В эти последние месяцы Генриетта Сейберлинг навестила доктора Боба: «Боб, и тебя, и меня в один прекрасный день ожидает большое путешествие», — сказала она ему. «Его вера была потрясающей, — говорит она. — Они с Анной делали все возможное в том, что касалось их духовного роста. Они были абсолютно к этому готовы, когда умерли».

Доктор Том Скудери, который знал доктора Боба с 1934 года, вспоминает один свой разговор с ним, когда тот лежал в госпитале. «Он сказал: “Я скоро уйду, чтобы встретиться со своим Создателем. Я этого не боюсь”».

Анна С., которая также знала доктора Боба даже до начала его трезвости, вспоминает, что он говорил о смерти очень легко: «“Вы говорите о смерти так, как я говорю о послеобеденной поездке домой, — сказала она ему однажды. — Ни страха, ни эмоций, ничего.
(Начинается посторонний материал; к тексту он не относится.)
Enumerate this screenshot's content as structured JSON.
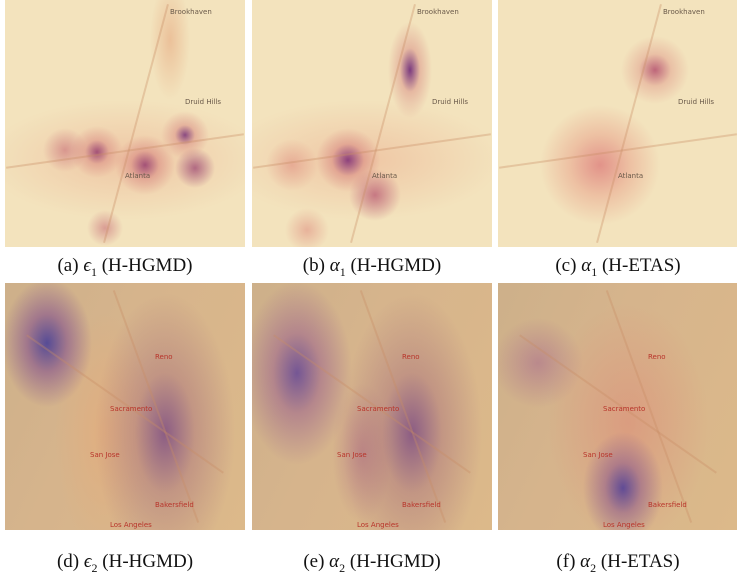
{
  "panels": [
    {
      "caption": {
        "label": "(a)",
        "symbol": "ϵ",
        "subscript": "1",
        "method": "(H-HGMD)"
      },
      "map_labels": [
        "Brookhaven",
        "Druid Hills",
        "Atlanta"
      ]
    },
    {
      "caption": {
        "label": "(b)",
        "symbol": "α",
        "subscript": "1",
        "method": "(H-HGMD)"
      },
      "map_labels": [
        "Brookhaven",
        "Druid Hills",
        "Atlanta"
      ]
    },
    {
      "caption": {
        "label": "(c)",
        "symbol": "α",
        "subscript": "1",
        "method": "(H-ETAS)"
      },
      "map_labels": [
        "Brookhaven",
        "Druid Hills",
        "Atlanta"
      ]
    },
    {
      "caption": {
        "label": "(d)",
        "symbol": "ϵ",
        "subscript": "2",
        "method": "(H-HGMD)"
      },
      "map_labels": [
        "Reno",
        "Sacramento",
        "San Jose",
        "Bakersfield",
        "Los Angeles"
      ]
    },
    {
      "caption": {
        "label": "(e)",
        "symbol": "α",
        "subscript": "2",
        "method": "(H-HGMD)"
      },
      "map_labels": [
        "Reno",
        "Sacramento",
        "San Jose",
        "Bakersfield",
        "Los Angeles"
      ]
    },
    {
      "caption": {
        "label": "(f)",
        "symbol": "α",
        "subscript": "2",
        "method": "(H-ETAS)"
      },
      "map_labels": [
        "Reno",
        "Sacramento",
        "San Jose",
        "Bakersfield",
        "Los Angeles"
      ]
    }
  ]
}
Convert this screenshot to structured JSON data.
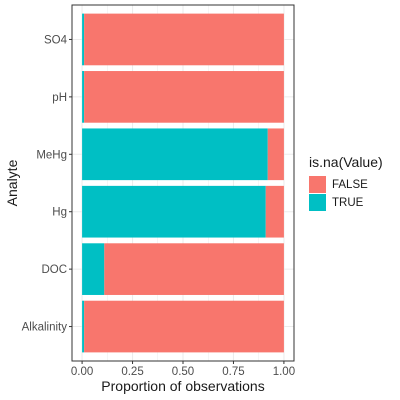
{
  "chart_data": {
    "type": "bar",
    "orientation": "horizontal",
    "stacked": true,
    "title": "",
    "xlabel": "Proportion of observations",
    "ylabel": "Analyte",
    "xlim": [
      0,
      1
    ],
    "x_ticks": [
      "0.00",
      "0.25",
      "0.50",
      "0.75",
      "1.00"
    ],
    "categories": [
      "Alkalinity",
      "DOC",
      "Hg",
      "MeHg",
      "pH",
      "SO4"
    ],
    "series": [
      {
        "name": "TRUE",
        "color": "#00BFC4",
        "values": [
          0.01,
          0.11,
          0.91,
          0.92,
          0.01,
          0.01
        ]
      },
      {
        "name": "FALSE",
        "color": "#F8766D",
        "values": [
          0.99,
          0.89,
          0.09,
          0.08,
          0.99,
          0.99
        ]
      }
    ],
    "grid": true,
    "legend": {
      "title": "is.na(Value)",
      "position": "right",
      "entries": [
        "FALSE",
        "TRUE"
      ]
    }
  },
  "legend": {
    "title": "is.na(Value)",
    "items": [
      {
        "label": "FALSE",
        "color": "#F8766D"
      },
      {
        "label": "TRUE",
        "color": "#00BFC4"
      }
    ]
  }
}
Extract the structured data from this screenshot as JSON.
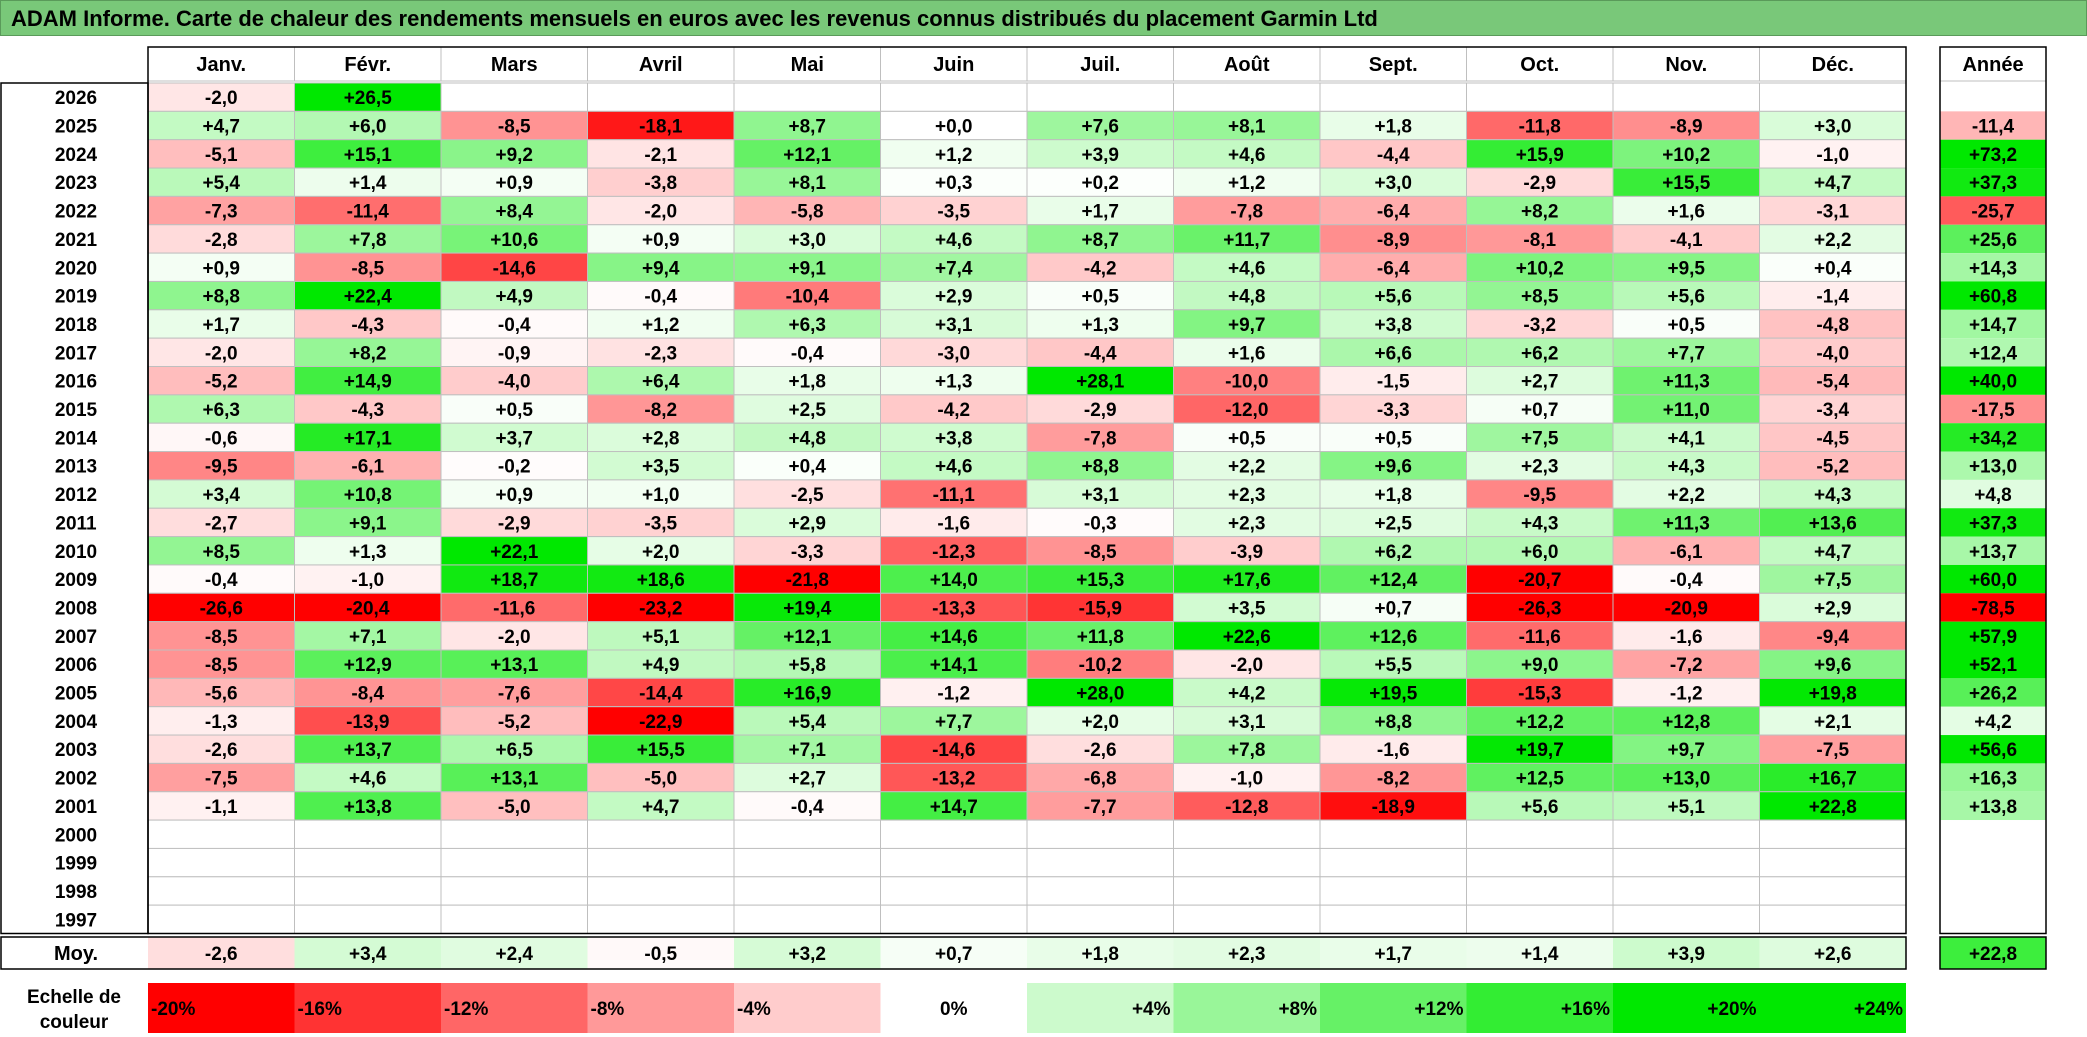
{
  "title": "ADAM Informe. Carte de chaleur des rendements mensuels en euros avec les revenus connus distribués du placement Garmin Ltd",
  "chart_data": {
    "type": "heatmap",
    "months": [
      "Janv.",
      "Févr.",
      "Mars",
      "Avril",
      "Mai",
      "Juin",
      "Juil.",
      "Août",
      "Sept.",
      "Oct.",
      "Nov.",
      "Déc."
    ],
    "year_column_label": "Année",
    "years": [
      "2026",
      "2025",
      "2024",
      "2023",
      "2022",
      "2021",
      "2020",
      "2019",
      "2018",
      "2017",
      "2016",
      "2015",
      "2014",
      "2013",
      "2012",
      "2011",
      "2010",
      "2009",
      "2008",
      "2007",
      "2006",
      "2005",
      "2004",
      "2003",
      "2002",
      "2001",
      "2000",
      "1999",
      "1998",
      "1997"
    ],
    "values": [
      [
        "-2,0",
        "+26,5",
        "",
        "",
        "",
        "",
        "",
        "",
        "",
        "",
        "",
        ""
      ],
      [
        "+4,7",
        "+6,0",
        "-8,5",
        "-18,1",
        "+8,7",
        "+0,0",
        "+7,6",
        "+8,1",
        "+1,8",
        "-11,8",
        "-8,9",
        "+3,0"
      ],
      [
        "-5,1",
        "+15,1",
        "+9,2",
        "-2,1",
        "+12,1",
        "+1,2",
        "+3,9",
        "+4,6",
        "-4,4",
        "+15,9",
        "+10,2",
        "-1,0"
      ],
      [
        "+5,4",
        "+1,4",
        "+0,9",
        "-3,8",
        "+8,1",
        "+0,3",
        "+0,2",
        "+1,2",
        "+3,0",
        "-2,9",
        "+15,5",
        "+4,7"
      ],
      [
        "-7,3",
        "-11,4",
        "+8,4",
        "-2,0",
        "-5,8",
        "-3,5",
        "+1,7",
        "-7,8",
        "-6,4",
        "+8,2",
        "+1,6",
        "-3,1"
      ],
      [
        "-2,8",
        "+7,8",
        "+10,6",
        "+0,9",
        "+3,0",
        "+4,6",
        "+8,7",
        "+11,7",
        "-8,9",
        "-8,1",
        "-4,1",
        "+2,2"
      ],
      [
        "+0,9",
        "-8,5",
        "-14,6",
        "+9,4",
        "+9,1",
        "+7,4",
        "-4,2",
        "+4,6",
        "-6,4",
        "+10,2",
        "+9,5",
        "+0,4"
      ],
      [
        "+8,8",
        "+22,4",
        "+4,9",
        "-0,4",
        "-10,4",
        "+2,9",
        "+0,5",
        "+4,8",
        "+5,6",
        "+8,5",
        "+5,6",
        "-1,4"
      ],
      [
        "+1,7",
        "-4,3",
        "-0,4",
        "+1,2",
        "+6,3",
        "+3,1",
        "+1,3",
        "+9,7",
        "+3,8",
        "-3,2",
        "+0,5",
        "-4,8"
      ],
      [
        "-2,0",
        "+8,2",
        "-0,9",
        "-2,3",
        "-0,4",
        "-3,0",
        "-4,4",
        "+1,6",
        "+6,6",
        "+6,2",
        "+7,7",
        "-4,0"
      ],
      [
        "-5,2",
        "+14,9",
        "-4,0",
        "+6,4",
        "+1,8",
        "+1,3",
        "+28,1",
        "-10,0",
        "-1,5",
        "+2,7",
        "+11,3",
        "-5,4"
      ],
      [
        "+6,3",
        "-4,3",
        "+0,5",
        "-8,2",
        "+2,5",
        "-4,2",
        "-2,9",
        "-12,0",
        "-3,3",
        "+0,7",
        "+11,0",
        "-3,4"
      ],
      [
        "-0,6",
        "+17,1",
        "+3,7",
        "+2,8",
        "+4,8",
        "+3,8",
        "-7,8",
        "+0,5",
        "+0,5",
        "+7,5",
        "+4,1",
        "-4,5"
      ],
      [
        "-9,5",
        "-6,1",
        "-0,2",
        "+3,5",
        "+0,4",
        "+4,6",
        "+8,8",
        "+2,2",
        "+9,6",
        "+2,3",
        "+4,3",
        "-5,2"
      ],
      [
        "+3,4",
        "+10,8",
        "+0,9",
        "+1,0",
        "-2,5",
        "-11,1",
        "+3,1",
        "+2,3",
        "+1,8",
        "-9,5",
        "+2,2",
        "+4,3"
      ],
      [
        "-2,7",
        "+9,1",
        "-2,9",
        "-3,5",
        "+2,9",
        "-1,6",
        "-0,3",
        "+2,3",
        "+2,5",
        "+4,3",
        "+11,3",
        "+13,6"
      ],
      [
        "+8,5",
        "+1,3",
        "+22,1",
        "+2,0",
        "-3,3",
        "-12,3",
        "-8,5",
        "-3,9",
        "+6,2",
        "+6,0",
        "-6,1",
        "+4,7"
      ],
      [
        "-0,4",
        "-1,0",
        "+18,7",
        "+18,6",
        "-21,8",
        "+14,0",
        "+15,3",
        "+17,6",
        "+12,4",
        "-20,7",
        "-0,4",
        "+7,5"
      ],
      [
        "-26,6",
        "-20,4",
        "-11,6",
        "-23,2",
        "+19,4",
        "-13,3",
        "-15,9",
        "+3,5",
        "+0,7",
        "-26,3",
        "-20,9",
        "+2,9"
      ],
      [
        "-8,5",
        "+7,1",
        "-2,0",
        "+5,1",
        "+12,1",
        "+14,6",
        "+11,8",
        "+22,6",
        "+12,6",
        "-11,6",
        "-1,6",
        "-9,4"
      ],
      [
        "-8,5",
        "+12,9",
        "+13,1",
        "+4,9",
        "+5,8",
        "+14,1",
        "-10,2",
        "-2,0",
        "+5,5",
        "+9,0",
        "-7,2",
        "+9,6"
      ],
      [
        "-5,6",
        "-8,4",
        "-7,6",
        "-14,4",
        "+16,9",
        "-1,2",
        "+28,0",
        "+4,2",
        "+19,5",
        "-15,3",
        "-1,2",
        "+19,8"
      ],
      [
        "-1,3",
        "-13,9",
        "-5,2",
        "-22,9",
        "+5,4",
        "+7,7",
        "+2,0",
        "+3,1",
        "+8,8",
        "+12,2",
        "+12,8",
        "+2,1"
      ],
      [
        "-2,6",
        "+13,7",
        "+6,5",
        "+15,5",
        "+7,1",
        "-14,6",
        "-2,6",
        "+7,8",
        "-1,6",
        "+19,7",
        "+9,7",
        "-7,5"
      ],
      [
        "-7,5",
        "+4,6",
        "+13,1",
        "-5,0",
        "+2,7",
        "-13,2",
        "-6,8",
        "-1,0",
        "-8,2",
        "+12,5",
        "+13,0",
        "+16,7"
      ],
      [
        "-1,1",
        "+13,8",
        "-5,0",
        "+4,7",
        "-0,4",
        "+14,7",
        "-7,7",
        "-12,8",
        "-18,9",
        "+5,6",
        "+5,1",
        "+22,8"
      ],
      [
        "",
        "",
        "",
        "",
        "",
        "",
        "",
        "",
        "",
        "",
        "",
        ""
      ],
      [
        "",
        "",
        "",
        "",
        "",
        "",
        "",
        "",
        "",
        "",
        "",
        ""
      ],
      [
        "",
        "",
        "",
        "",
        "",
        "",
        "",
        "",
        "",
        "",
        "",
        ""
      ],
      [
        "",
        "",
        "",
        "",
        "",
        "",
        "",
        "",
        "",
        "",
        "",
        ""
      ]
    ],
    "annual": [
      "",
      "-11,4",
      "+73,2",
      "+37,3",
      "-25,7",
      "+25,6",
      "+14,3",
      "+60,8",
      "+14,7",
      "+12,4",
      "+40,0",
      "-17,5",
      "+34,2",
      "+13,0",
      "+4,8",
      "+37,3",
      "+13,7",
      "+60,0",
      "-78,5",
      "+57,9",
      "+52,1",
      "+26,2",
      "+4,2",
      "+56,6",
      "+16,3",
      "+13,8",
      "",
      "",
      "",
      ""
    ],
    "average_label": "Moy.",
    "average": [
      "-2,6",
      "+3,4",
      "+2,4",
      "-0,5",
      "+3,2",
      "+0,7",
      "+1,8",
      "+2,3",
      "+1,7",
      "+1,4",
      "+3,9",
      "+2,6"
    ],
    "average_annual": "+22,8",
    "scale_label": [
      "Echelle de",
      "couleur"
    ],
    "scale": [
      "-20%",
      "-16%",
      "-12%",
      "-8%",
      "-4%",
      "0%",
      "+4%",
      "+8%",
      "+12%",
      "+16%",
      "+20%",
      "+24%"
    ],
    "scale_values": [
      -20,
      -16,
      -12,
      -8,
      -4,
      0,
      4,
      8,
      12,
      16,
      20,
      24
    ],
    "colors": {
      "negative": "#ff0000",
      "neutral": "#ffffff",
      "positive": "#00e800",
      "title_bg": "#79c879"
    }
  }
}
Как это возможно?”

— Анна, — ответил он, — ты когда‑нибудь бывала в аэропорту и наблюдала, как взлетают самолеты?

— Много раз, — ответила она.

— Какое‑то время самолет виден, и вот его уже не видно, — сказал он. — Но это не значит, что он растаял или исчез. Он просто нашел другой горизонт. Это то, что я думаю о смерти. Я найду новый горизонт».

Прежде, чем уйти в иной мир, доктору Бобу оставалось еще доделать одно незавершенное АА–евское дело. Касалось это обещанной конференции АА — в некотором роде его и Билла завещания тысячам сегодняшних АА–евцев, и тем, кто еще придет.

В воскресенье, перед тем как Док лег в госпиталь, как оказалось, в последний раз, Билл в очередной раз посетил дом 855 по Адмор — дом, в котором он чувствовал, как «безмерная благодать излилась на меня с самого моего первого визита». Билл помнит, как он говорил доктору, что «даже если мы оба не станем ничего делать в этом направлении, и будем продолжать играть в молчанку, это все равно будет нашим действием… Все будут считать, что текущие дела идут в соответствии с нашим полным одобрением».

Билл полагал, что «нам все равно придется созвать конференцию, даже если в первый раз она будет неудачной. Нужно дать делегатам движения возможность приехать в Нью–Йорк и посмотреть, как же на самом деле идут дела у АА в мире. А потом уже они смогут решить, брать им на себя эту ответственность, или не брать. И тогда это будет решением самого движения, а не решением, принятым в тишине доктором Бобом и мною…

В конце концов, он посмотрел на меня и сказал: “Билл, это должно быть решением всего АА, а не нашим. Давай созовем эту конференцию. Я согласен”.